In her opening statement, Frances Haugen, the former Facebook product manager turned whistleblower, said that the company has ignored much of its own research and is “buying its profits with our safety.” She urged Congress to adopt new regulations to limit the company’s power. “The choices being made inside of Facebook are disastrous for our children, our public safety, our privacy and for our democracy,” Haugen said. “And that is why we must demand Facebook make changes.”
She highlighted Facebook’s unwillingness to make data available outside of its own research teams has helped the company mislead the public. “The company intentionally hides vital information from the public, from the US government, and from governments around the world,” Haugen said. “The documents I have provided to Congress prove that Facebook has repeatedly misled the public about what its own research reveals about the safety of children, the efficacy of its artificial intelligence systems, and its role in spreading divisive and extreme messages.”
She also said that Congress should not be swayed by Facebook’s insistence on “false choices,” and that simply reforming privacy laws or Section 230 would not go far enough. “We can afford nothing less than full transparency,” Haugen said. “Facebook wants you to believe that the problems we’re talking about are unsolvable… Facebook can change, but it’s clearly not going to do so on its own.”
Haugen’s appearance comes days after Facebook sent its head of safety, Antigone Davis, to testify in front of the same committee. She and other executives have repeatedly tried to downplay the company’s research, with Davis saying that the documents “were not bombshell research.” In Tuesday’s hearing, some senators called out Mark Zuckerberg, saying that they should be hearing from him instead. “Rather than taking personal responsibility, showing leadership, Mark Zuckerberg is going sailing,” Blumenthal said, in an apparent reference to a recent Facebook post from the CEO.
Even though he wasn’t in attendance, Zuckerberg’s decisions came up throughout the hearing. Haugen said that several documents she uncovered showed that the Facebook founder “chose metrics defined by Facebook like meaningful social interactions over changes that would have significantly decreased misinformation and other inciting content.”
She said that last April, Zuckerberg was “directly presented with a list of soft interventions” Facebook could take that would make it “less viral, less twitchy” and that he opted not to make the changes because it had a negative impact on the platform’s “meaningful social interactions” metric. She added that even when Facebook does opt to take interventions and slow down its platform, the company’s AI has problems detecting content.
“When rioting began in the United States in the summer of last year, they turned off downstream MSI [meaningful social interactions] only when they detected content was health content, which is probably COVID, and civic content,” Haugen said. “But Facebook’s own algorithms are bad at finding this content.”

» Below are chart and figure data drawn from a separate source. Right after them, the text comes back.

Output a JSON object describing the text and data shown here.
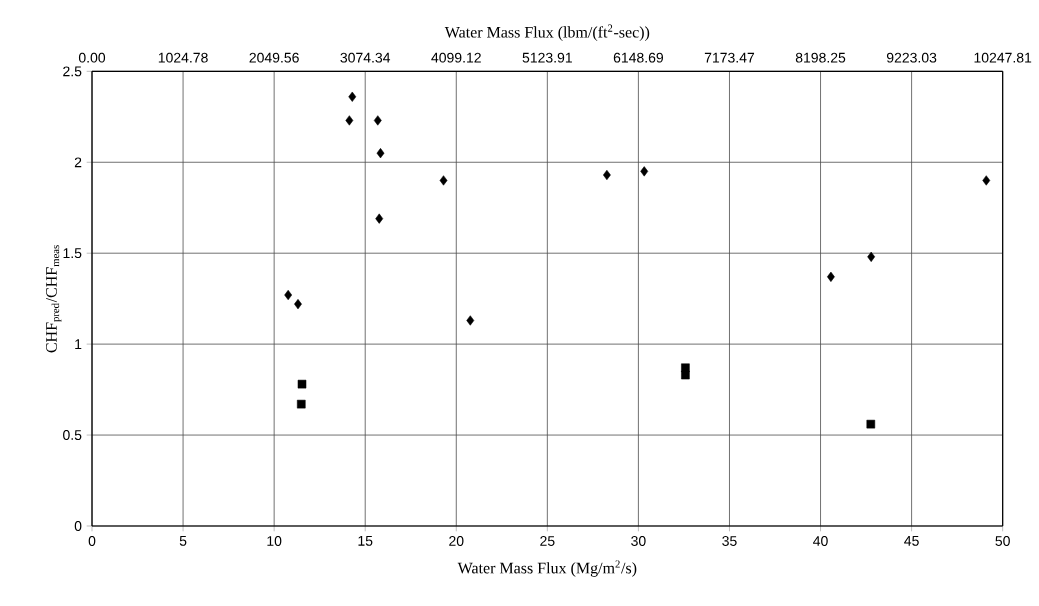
{
  "chart_data": {
    "type": "scatter",
    "xlabel": "Water Mass Flux (Mg/m$^{2}$/s)",
    "ylabel": "CHF$_{pred}$/CHF$_{meas}$",
    "x2label": "Water Mass Flux (lbm/(ft$^{2}$-sec))",
    "xlim": [
      0,
      50
    ],
    "xticks": [
      0,
      5,
      10,
      15,
      20,
      25,
      30,
      35,
      40,
      45,
      50
    ],
    "ylim": [
      0,
      2.5
    ],
    "yticks": [
      0,
      0.5,
      1,
      1.5,
      2,
      2.5
    ],
    "x2lim": [
      0,
      10247.81
    ],
    "x2ticks": [
      {
        "value": 0,
        "label": "0.00"
      },
      1024.78,
      2049.56,
      3074.34,
      4099.12,
      5123.91,
      6148.69,
      7173.47,
      8198.25,
      9223.03,
      10247.81
    ],
    "grid": true,
    "series": [
      {
        "color": "#000000",
        "marker": "diamond",
        "x": [
          14.29,
          14.13,
          15.69,
          15.84,
          19.3,
          15.77,
          28.27,
          30.32,
          10.77,
          11.31,
          20.77,
          49.1,
          42.78,
          40.57
        ],
        "values": [
          2.36,
          2.23,
          2.23,
          2.05,
          1.9,
          1.69,
          1.93,
          1.95,
          1.27,
          1.22,
          1.13,
          1.9,
          1.48,
          1.37
        ]
      },
      {
        "color": "#000000",
        "marker": "square",
        "x": [
          11.53,
          11.49,
          32.58,
          32.58,
          42.76
        ],
        "values": [
          0.78,
          0.67,
          0.87,
          0.83,
          0.56
        ]
      }
    ]
  }
}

In a statement following the hearing, Facebook’s Director of Policy Communications, Lena Pietsch, tried to downplay Haugen’s knowledge of the company, writing that she “worked for the company for less than two years, had no direct reports, never attended a decision-point meeting with C-level executives — and testified more than six times to not working on the subject matter in question.”
“We don’t agree with her characterization of the many issues she testified about. Despite all this, we agree on one thing: it’s time to begin to create standard rules for the internet. It’s been 25 years since the rules for the internet have been updated, and instead of expecting the industry to make societal decisions that belong to legislators, it’s time for Congress to act.”